You can read his full commentary here.

Turner isn’t the only one to have voiced concerns over the review.

I have asked campus officials for a response.

  • Sarah

    I was an office assistant for a UMN department a few years ago, and the official policy for getting ANY work done over a certain dollar amount was that bids had to be requested, even if the final service chosen was not through that system. It’s possible that they are just following procedure by opeing it up for bids?

  • thomas hussman

    If the UMN hires a stonemason to construct a building, the alternatives are few. If the UMN hires a carpenter, the alternatives are still few. There are only certain and few methods to properly construct a wood or stone wall. There is little subjectivity involved.

    If the UMN hires a consultant, or a private investigator, to evaluate the Department of Psychiatry’s negligence with respect to forged consent forms, bribery, malfeasance, conspiracy and an assembly of other torts, the list of candidates is long. There can be significant subjectivity, depending on the amount of money one is willing to spend on the wordsmith(s) who conduct the investigation.

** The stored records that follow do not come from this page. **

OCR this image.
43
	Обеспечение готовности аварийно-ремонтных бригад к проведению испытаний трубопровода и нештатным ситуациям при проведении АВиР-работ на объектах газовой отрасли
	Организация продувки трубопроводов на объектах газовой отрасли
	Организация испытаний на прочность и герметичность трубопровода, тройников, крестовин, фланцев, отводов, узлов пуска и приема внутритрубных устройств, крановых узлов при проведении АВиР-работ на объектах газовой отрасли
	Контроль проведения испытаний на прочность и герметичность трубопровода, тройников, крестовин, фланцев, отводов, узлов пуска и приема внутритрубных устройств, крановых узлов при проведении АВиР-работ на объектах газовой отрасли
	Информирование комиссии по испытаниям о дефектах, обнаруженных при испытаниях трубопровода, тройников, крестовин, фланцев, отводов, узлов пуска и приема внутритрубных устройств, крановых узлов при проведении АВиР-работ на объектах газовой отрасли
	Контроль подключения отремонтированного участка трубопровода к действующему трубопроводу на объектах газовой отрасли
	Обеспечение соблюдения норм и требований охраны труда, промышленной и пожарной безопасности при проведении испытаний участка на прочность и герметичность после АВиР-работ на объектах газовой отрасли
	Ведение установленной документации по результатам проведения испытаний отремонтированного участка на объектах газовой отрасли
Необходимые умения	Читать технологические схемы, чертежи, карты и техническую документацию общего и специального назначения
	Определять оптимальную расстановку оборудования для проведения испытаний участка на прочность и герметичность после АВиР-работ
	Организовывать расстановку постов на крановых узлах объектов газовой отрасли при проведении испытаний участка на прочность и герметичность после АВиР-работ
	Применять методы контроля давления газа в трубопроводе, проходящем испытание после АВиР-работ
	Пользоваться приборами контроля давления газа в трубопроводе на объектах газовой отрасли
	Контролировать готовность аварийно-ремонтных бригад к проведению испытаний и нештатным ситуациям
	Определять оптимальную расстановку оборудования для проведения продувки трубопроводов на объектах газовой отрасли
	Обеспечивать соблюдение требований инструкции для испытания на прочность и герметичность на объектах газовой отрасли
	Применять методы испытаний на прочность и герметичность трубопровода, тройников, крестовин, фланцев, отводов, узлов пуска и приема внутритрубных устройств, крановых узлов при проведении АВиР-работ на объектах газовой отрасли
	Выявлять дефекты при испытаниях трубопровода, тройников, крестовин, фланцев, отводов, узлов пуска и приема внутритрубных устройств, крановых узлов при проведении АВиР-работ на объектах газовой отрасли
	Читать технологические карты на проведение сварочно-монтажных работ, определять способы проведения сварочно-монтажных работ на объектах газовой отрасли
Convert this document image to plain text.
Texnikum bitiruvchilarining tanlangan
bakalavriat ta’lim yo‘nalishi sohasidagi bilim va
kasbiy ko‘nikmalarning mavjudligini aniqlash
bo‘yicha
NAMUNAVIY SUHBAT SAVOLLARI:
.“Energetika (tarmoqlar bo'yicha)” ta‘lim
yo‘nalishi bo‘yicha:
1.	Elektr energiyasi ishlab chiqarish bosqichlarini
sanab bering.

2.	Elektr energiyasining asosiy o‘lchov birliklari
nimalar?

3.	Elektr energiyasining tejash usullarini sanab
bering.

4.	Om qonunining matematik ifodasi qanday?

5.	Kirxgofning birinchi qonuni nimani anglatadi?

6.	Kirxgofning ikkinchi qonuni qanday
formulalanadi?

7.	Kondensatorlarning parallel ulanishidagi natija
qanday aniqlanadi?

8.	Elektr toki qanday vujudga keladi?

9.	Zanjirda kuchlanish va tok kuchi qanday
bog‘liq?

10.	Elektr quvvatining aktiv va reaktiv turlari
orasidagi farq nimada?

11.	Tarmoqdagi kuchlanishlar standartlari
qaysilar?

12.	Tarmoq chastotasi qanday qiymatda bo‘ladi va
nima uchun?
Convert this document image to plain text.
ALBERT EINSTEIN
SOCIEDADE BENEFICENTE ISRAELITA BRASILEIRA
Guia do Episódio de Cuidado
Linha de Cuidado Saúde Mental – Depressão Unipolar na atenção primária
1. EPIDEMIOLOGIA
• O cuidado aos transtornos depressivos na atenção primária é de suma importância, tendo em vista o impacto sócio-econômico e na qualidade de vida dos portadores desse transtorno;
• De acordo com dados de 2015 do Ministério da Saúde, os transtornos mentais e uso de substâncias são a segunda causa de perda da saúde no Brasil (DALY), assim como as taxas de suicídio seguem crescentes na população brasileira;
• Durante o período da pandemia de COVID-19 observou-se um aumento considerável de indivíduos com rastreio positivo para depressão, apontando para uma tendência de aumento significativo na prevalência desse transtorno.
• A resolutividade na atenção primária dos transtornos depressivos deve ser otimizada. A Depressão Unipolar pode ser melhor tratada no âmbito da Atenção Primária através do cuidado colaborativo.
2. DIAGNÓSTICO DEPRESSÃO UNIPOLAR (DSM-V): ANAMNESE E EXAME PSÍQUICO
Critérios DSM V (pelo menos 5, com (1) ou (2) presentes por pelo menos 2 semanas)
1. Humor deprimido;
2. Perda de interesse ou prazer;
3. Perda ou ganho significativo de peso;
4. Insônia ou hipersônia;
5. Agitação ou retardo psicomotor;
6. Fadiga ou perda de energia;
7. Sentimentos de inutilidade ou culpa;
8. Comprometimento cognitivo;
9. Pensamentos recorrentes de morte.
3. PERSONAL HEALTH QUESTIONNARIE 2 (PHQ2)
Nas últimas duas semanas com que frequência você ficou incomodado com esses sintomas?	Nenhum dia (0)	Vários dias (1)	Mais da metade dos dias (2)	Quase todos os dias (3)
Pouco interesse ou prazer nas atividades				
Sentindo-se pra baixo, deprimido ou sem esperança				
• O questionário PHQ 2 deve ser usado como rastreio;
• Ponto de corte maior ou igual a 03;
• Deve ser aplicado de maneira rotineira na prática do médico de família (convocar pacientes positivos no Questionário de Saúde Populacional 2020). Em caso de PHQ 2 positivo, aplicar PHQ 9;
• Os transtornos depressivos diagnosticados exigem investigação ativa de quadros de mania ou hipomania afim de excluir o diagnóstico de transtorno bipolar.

    For a comparison review about how this works, or does not work, I encourage the reader to examine the famous failed investment case known as “Technimar.” In the “Technimar” case there is a report from a so called objective source. The report is titled “The Jones/Day report.”

    In case anyone missed the “Technimar” story, it was a multi-million dollar charade, ending in severe, unexplained losses to the city of Cohasset, and the former fund, known as the Minneapolis Police Relief Association.

    The public expects an unbiased and compassionate investigation into Markingson. The public is demanding the truth, now. This is a revolution in the making. Yes, truth is revolutionary.